Anderson suggested that, even though no player has been suspended yet, suspensions won’t only be used for first-time offenders. One sufficiently troubling illegal hit could get a player suspended.
“Everyone doesn’t get a free pass, no matter how egregious a hit might be the first time,” Anderson said. “We don’t want anyone thinking that this is my one time to make such a hit, and I can stay on the field. They should not be operating under that false assumption.”
Anderson also addressed a common refrain among fans of certain teams being targeted, a notion that has been fueled by the decision of folks like Steelers coach Mike Tomlin, Steelers president Art Rooney, and most recently Ravens coach John Harbaugh to publicly question fines imposed on their players.

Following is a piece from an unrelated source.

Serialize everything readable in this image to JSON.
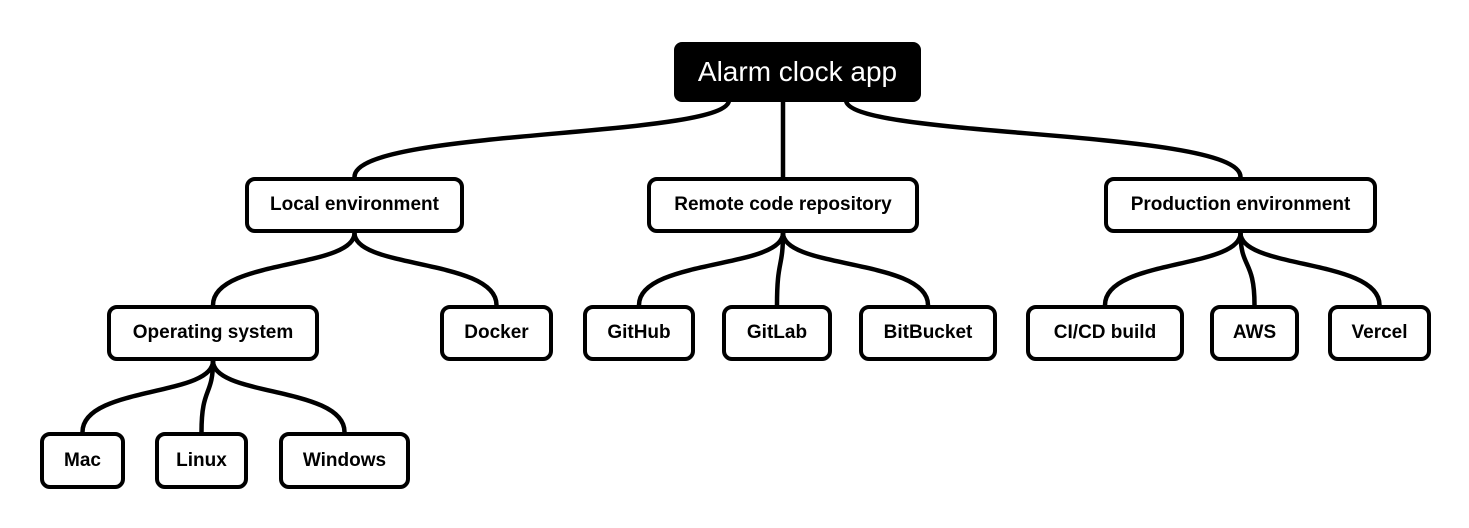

“We don’t put any credence into that and would dispute that unequivocally,” Anderson said. “I have been hearing that since the first time I understood what competitive football was, and any of us who follows football has been hearing that for decades.
“The integrity of the game is first and foremost. Under this Commissioner and leadership of this office, that is not something we would tolerate or condone. If we ever believed any of that was going on, we would come down with a vengeance.”
We think that the league likewise should be prepared to “come down with a vengeance” on those with positions of leadership and authority at the various franchises who are perpetuating, subtly or otherwise, the notion that, to some degree or another, the fix is in. We prefer to think that the NFL is merely trying to navigate on the fly some fairly choppy waters; fiercely partisan fans who hear their head coach or owner say things that imply deliberate favoritism or bias will not be so understanding, and the league will suffer for it.